Des failles multiples
La mise au point réalisée par l’ANSM dans les heures qui ont suivi l’article initial du Parisien a permis de confirmer que le scandale n’en était pas un. D’abord, l’agence a rappelé qu’il n’existait pas de « rapport », encore moins secret, de l’ANSM sur les études scientifiques du professeur Gherardi : les avis du comité scientifique n’ont pas vocation à être publiés. Mais pour faire œuvre de transparence, l’ANSM a pour une fois accepté de faire une exception. Ces documents confirment ainsi des discussions multiples entreses experts vis-à-vis des résultats présentés et mettent en évidence des failles multiples dans ces derniers. Petitesse des échantillons de souris, utilisation d’espèces de souris différentes, complexe injecté aux souris apparemment différent de l’aluminium vaccinal, dose nettement supérieure à celle contenue dans les vaccins et difficulté d’extrapoler les résultats obtenus (surtout dans ces conditions) chez l’animal à l’homme font partie des différents points qui ont pu faire tiquer les l'ANSM. Par ailleurs, si l’agence a bien signalé que ces travaux devraient être poursuivis et a effectivement appelé la puissance publique à prendre ses responsabilités, elle ne dispose nullement pour sa part des moyens nécessaires pour satisfaire l’équipe du professeur Gherardi. Surtout « Ce sont des recherches très fondamentales et isolées qui, si elles soulèvent des interrogations et invitent à continuer, ne remettent absolument pas en cause le rapport bénéfice/risque des adjuvants aluminiques », insiste le patron de l’ANSM, Dominique Martin, dans les colonnes du Figaro.

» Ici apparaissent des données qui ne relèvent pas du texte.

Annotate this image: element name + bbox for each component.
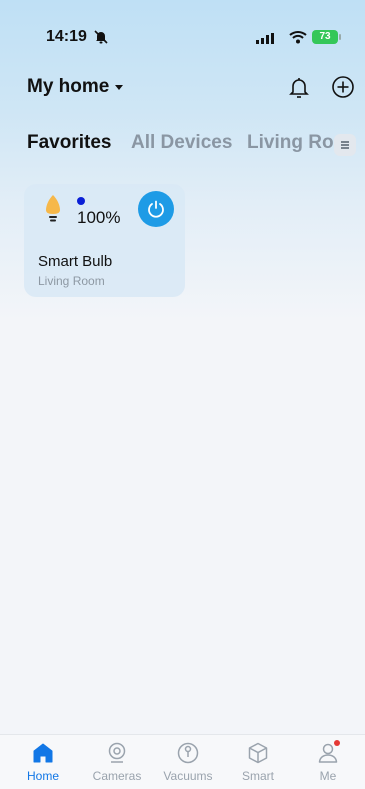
add-device-icon[interactable]: [331, 75, 355, 99]
cellular-signal-icon: [256, 33, 274, 44]
silent-bell-icon: [94, 30, 108, 44]
tab-favorites[interactable]: Favorites: [27, 132, 111, 154]
color-indicator-dot: [77, 197, 85, 205]
device-room: Living Room: [38, 274, 105, 288]
brightness-value: 100%: [77, 208, 121, 227]
status-bar: 14:19 73: [0, 0, 365, 50]
power-icon: [148, 200, 164, 218]
nav-vacuums-label: Vacuums: [163, 769, 213, 783]
tab-living-room[interactable]: Living Room: [247, 132, 345, 154]
light-bulb-icon: [46, 195, 60, 222]
cube-icon: [248, 742, 268, 764]
device-name: Smart Bulb: [38, 253, 113, 270]
tab-all-devices[interactable]: All Devices: [131, 132, 232, 154]
bottom-navigation: Home Cameras Vacuums Smart Me: [0, 734, 365, 789]
room-tabs: Favorites All Devices Living Room: [27, 132, 365, 162]
power-toggle-button[interactable]: [138, 191, 174, 227]
home-selector[interactable]: My home: [27, 76, 124, 98]
chevron-down-icon: [115, 84, 124, 90]
vacuum-icon: [177, 742, 199, 764]
nav-home-label: Home: [26, 769, 59, 783]
nav-me-label: Me: [319, 769, 337, 783]
nav-vacuums[interactable]: Vacuums: [153, 735, 223, 789]
home-title: My home: [27, 76, 110, 97]
device-card-smart-bulb[interactable]: 100% Smart Bulb Living Room: [24, 184, 185, 297]
battery-level: 73: [312, 30, 338, 44]
camera-icon: [108, 742, 126, 763]
nav-cameras[interactable]: Cameras: [82, 735, 152, 789]
menu-icon: [341, 141, 349, 149]
nav-smart[interactable]: Smart: [223, 735, 293, 789]
battery-tip: [339, 34, 341, 40]
home-icon: [33, 743, 53, 763]
notification-badge: [334, 740, 340, 746]
nav-home[interactable]: Home: [8, 735, 78, 789]
nav-smart-label: Smart: [241, 769, 274, 783]
tab-menu-button[interactable]: [334, 134, 356, 156]
wifi-icon: [289, 31, 307, 44]
status-time: 14:19: [46, 28, 87, 45]
notification-bell-icon[interactable]: [287, 75, 311, 99]
nav-me[interactable]: Me: [293, 735, 363, 789]
nav-cameras-label: Cameras: [92, 769, 142, 783]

Les hésitants vont-ils devenir des opposants sous le poids de l’obligation ?
Pourtant, dans l’opinion publique, ces nouveaux rebondissements ont probablement contribué à alimenter la défiance. Cette défiance, on le voit, n’est pas absente chez les professionnels de santé. Outre les praticiens proches d’E3M, plusieurs enquêtes ont mis en évidence le renforcement de certaines réticences chez les praticiens. Ainsi, une étude conduite par l’INSERM publiée en juillet 2015 avait révélé qu’un généraliste sur deux considérerait que les jeunes enfants sont vaccinés contre un trop grand nombre de maladies. Concernant plus particulièrement les adjuvants, 32,8 % jugeaient qu’ils sont susceptibles d’entraîner des complications à long terme. Qu’ils soient acquis à l’idée d’une dangerosité ou pas, les praticiens sont d’une manière générale nombreux à se sentir démunis face à ces adjuvants : une enquête parue dans la revue EBioMedecine en 2015 avait indiqué que seuls 43 % des praticiens s’estimaient capables de justifier l’utilisation des adjuvants. Enfin, bien que défendue par l’association E3M l’idée selon laquelle l’obligation vaccinale risque de transformer les « hésitants en opposants » à la vaccination est partagée par d’autres observateurs, pourtant très éloignés des groupes pourfendant (en dépit des apparences qu’ils veulent bien se donner) la vaccination.